Calhou ser dia de feira em S. Lourenço, e o Nicolau almocreve, que regressava a casa, dar de chofre com aquele espectáculo: o catraio, pálido de emoção e possuído ainda da fúria vingadora, a migar os ossos do agressor; este, esquadrilhado, a babar a neve do sangue da agonia.

- Com trinta milheiros de diabos! Tu onde arranjaste tanta coragem, rapaz?!

O pequeno limpou o ranho do nariz.

- Filho de quem o pariu! Olhe o que ele fez!

Sem vaidade, singelamente, mostrava a mola que o empurrara - a ovelha morta. O Nicolau, e logo a seguir Dornelo, é que não viam no feito senão a valentia na sua pureza original. Quantos e quantos, em semelhante situação, não teriam dado às de vila-diogo!

E a vida do Gonçalo transfigurou-se.
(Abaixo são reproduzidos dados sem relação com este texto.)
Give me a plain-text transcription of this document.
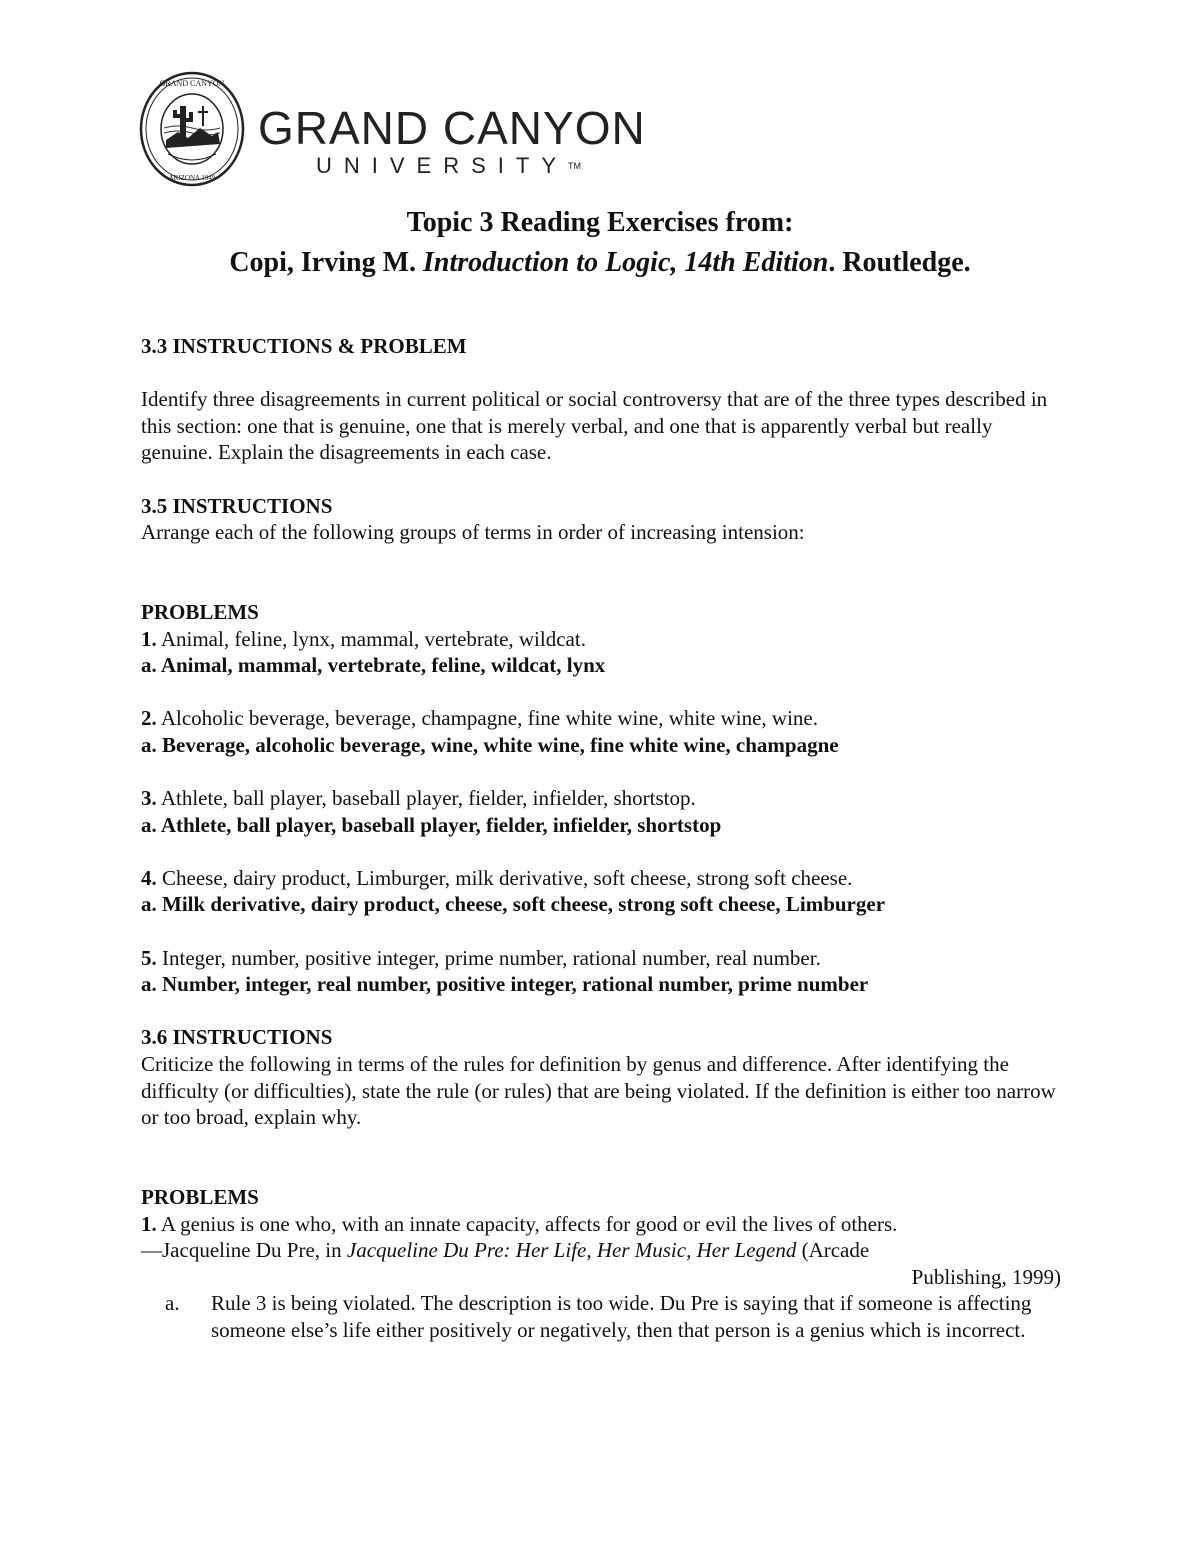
GRAND CANYON
ARIZONA 1949
GRAND CANYON
UNIVERSITY™
Topic 3 Reading Exercises from:
Copi, Irving M. Introduction to Logic, 14th Edition. Routledge.

3.3 INSTRUCTIONS & PROBLEM

Identify three disagreements in current political or social controversy that are of the three types described in this section: one that is genuine, one that is merely verbal, and one that is apparently verbal but really genuine. Explain the disagreements in each case.

3.5 INSTRUCTIONS

Arrange each of the following groups of terms in order of increasing intension:

PROBLEMS

1. Animal, feline, lynx, mammal, vertebrate, wildcat.

a. Animal, mammal, vertebrate, feline, wildcat, lynx

2. Alcoholic beverage, beverage, champagne, fine white wine, white wine, wine.

a. Beverage, alcoholic beverage, wine, white wine, fine white wine, champagne

3. Athlete, ball player, baseball player, fielder, infielder, shortstop.

a. Athlete, ball player, baseball player, fielder, infielder, shortstop

4. Cheese, dairy product, Limburger, milk derivative, soft cheese, strong soft cheese.

a. Milk derivative, dairy product, cheese, soft cheese, strong soft cheese, Limburger

5. Integer, number, positive integer, prime number, rational number, real number.

a. Number, integer, real number, positive integer, rational number, prime number

3.6 INSTRUCTIONS

Criticize the following in terms of the rules for definition by genus and difference. After identifying the difficulty (or difficulties), state the rule (or rules) that are being violated. If the definition is either too narrow or too broad, explain why.

PROBLEMS

1. A genius is one who, with an innate capacity, affects for good or evil the lives of others.

—Jacqueline Du Pre, in Jacqueline Du Pre: Her Life, Her Music, Her Legend (Arcade

Publishing, 1999)

a.	Rule 3 is being violated. The description is too wide. Du Pre is saying that if someone is affecting someone else’s life either positively or negatively, then that person is a genius which is incorrect.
Relatada a façanha, e provada com a presença da bicheza, que percorreu o povoado em procissão, um outro sol iluminou os seus gestos, as suas palavras, a sua solidão. Todos passaram a dar-lhe a dignidade que lhe negavam até ali. Os grandes queriam protegê-lo; os pequenos imitá-lo. A mestra protestou que era uma barbaridade deixá-lo analfabeto; o abade declarou que Ia ensinar-lhe o catecismo; a ração aparecia-lhe dobrada no bornal.
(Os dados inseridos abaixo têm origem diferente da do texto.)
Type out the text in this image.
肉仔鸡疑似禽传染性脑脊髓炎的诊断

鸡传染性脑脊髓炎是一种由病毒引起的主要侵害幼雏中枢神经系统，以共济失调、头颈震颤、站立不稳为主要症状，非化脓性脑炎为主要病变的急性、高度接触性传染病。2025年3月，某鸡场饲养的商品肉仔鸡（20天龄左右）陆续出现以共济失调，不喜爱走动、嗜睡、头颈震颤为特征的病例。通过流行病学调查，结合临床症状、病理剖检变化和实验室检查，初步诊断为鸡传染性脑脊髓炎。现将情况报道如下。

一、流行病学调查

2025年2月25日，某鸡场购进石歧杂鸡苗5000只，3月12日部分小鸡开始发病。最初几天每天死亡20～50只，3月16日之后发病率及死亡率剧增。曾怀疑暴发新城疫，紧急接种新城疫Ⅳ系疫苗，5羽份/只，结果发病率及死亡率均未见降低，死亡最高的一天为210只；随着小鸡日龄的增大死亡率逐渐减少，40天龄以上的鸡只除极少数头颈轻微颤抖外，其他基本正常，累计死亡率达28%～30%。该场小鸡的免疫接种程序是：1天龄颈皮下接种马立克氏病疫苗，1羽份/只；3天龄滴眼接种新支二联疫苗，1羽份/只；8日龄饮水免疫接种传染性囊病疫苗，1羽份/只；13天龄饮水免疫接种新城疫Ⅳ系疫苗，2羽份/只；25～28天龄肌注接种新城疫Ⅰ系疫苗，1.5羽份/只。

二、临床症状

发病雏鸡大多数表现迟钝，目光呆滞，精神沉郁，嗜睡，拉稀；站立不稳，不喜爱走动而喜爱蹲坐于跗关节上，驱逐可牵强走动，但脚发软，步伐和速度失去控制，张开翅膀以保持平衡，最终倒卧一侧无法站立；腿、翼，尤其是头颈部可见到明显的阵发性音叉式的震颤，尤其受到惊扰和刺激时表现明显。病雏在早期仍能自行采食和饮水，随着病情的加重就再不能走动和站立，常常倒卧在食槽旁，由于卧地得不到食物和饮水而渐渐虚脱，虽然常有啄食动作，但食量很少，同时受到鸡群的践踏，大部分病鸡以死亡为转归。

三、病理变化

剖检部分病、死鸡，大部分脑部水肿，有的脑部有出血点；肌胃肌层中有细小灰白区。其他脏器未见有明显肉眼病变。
Começara entretanto a primavera a despontar da terra e dos céus. Não havia outeiro encardido que se não cobrisse de lírios, torgas e tojos em aleluia. O rebanho, farto, anediava. E a flauta de barro trinava de manhã à noite nos lábios do pastor, curados do cieiro.

- Muito bem toca o demónio do garoto! Herói do povo, aconchegavam-no orgulhosamente à fibra mais generosa do coração. Inventavam-lhe façanhas antigas, ditos cheios de graça, habilidades que nunca tivera. Do deserto monótono de outrora ia surgindo uma biografia rica, divertida, recheada de peripécias e de sentido. Pareciam abelhas a encher um favo. Ninguém queria deixar de colaborar na gesta redentora.

- Uma vez vi-o eu, por causa dum ninho, subir ao alto do negrilho, que até a gente se arrepiava!

Dita, a mentira mudava logo de sinal aos olhos do próprio mentiroso. Transformava-se numa verdade evidente, óbolo de boa vontade deposto aos pés do ídolo, passava a fazer parte da sua intangível realidade.

- Tinha ele dez anos, quando deu tamanha capilota à minha burra! Saltou-lhe para cima do lombo, credo, santo nome de Jesus!

Pouco a pouco, iam tornando sobrenatural tudo quanto fora medíocre na vida do pequeno. Uma glória sem raízes parecia-lhes inverosímil. E doiravam-lhe o passado. Forjavam-lhe a perfumada crónica dos que merecem, por qualquer acção grata aos semelhantes, que se lhes estenda aos pés, desde o berço à mortalha, um tapete de luz.

Mas nada disso os satisfazia ainda. E as próprias serras resolveram então propor um remate alegórico àquela azáfama nobilitadora. Cada vez mais floridas, metiam pelos olhos dentro uma apoteose de cor. 

Urdido o mito, que melhor remate do que nimbar a divindade da alegria conivente da natureza?

E o Gonçalo até santas mulheres teve ao serviço da sua causa.

- Para onde levas o gado, hoje? - perguntou-lhe à saída de casa a filha do patrão, a Sílvia, a olhá-lo numa carícia de Madalena arrependida.

- Para o Vimieiro.

- Calha bem...

- Porquê?

- Isso é cá um segredo... 

Na sua inocência, nem pensou no dia em que estavam, que era o primeiro de Maio, nem adivinhou a fundura da intenção. Só à tarde, quando encantava os penedos a arrancar melodias da Wina, é que viu um bando de raparigas surgir atrás (Num outeiro, como se fossem atraídas pelo som dos seus trilos. 

Carregadas de flores de giesta, rodearam-no e puseram-se a adorná-lo como um deus.

Submisso, deixou-se vestir e coroar por aquelas mãos carinhosas e devotadas do oiro que a imaginação há muito lhe prometia, e agora lhe era finalmente entregue.

E assim, feliz e festivo, entrou em Dornelo.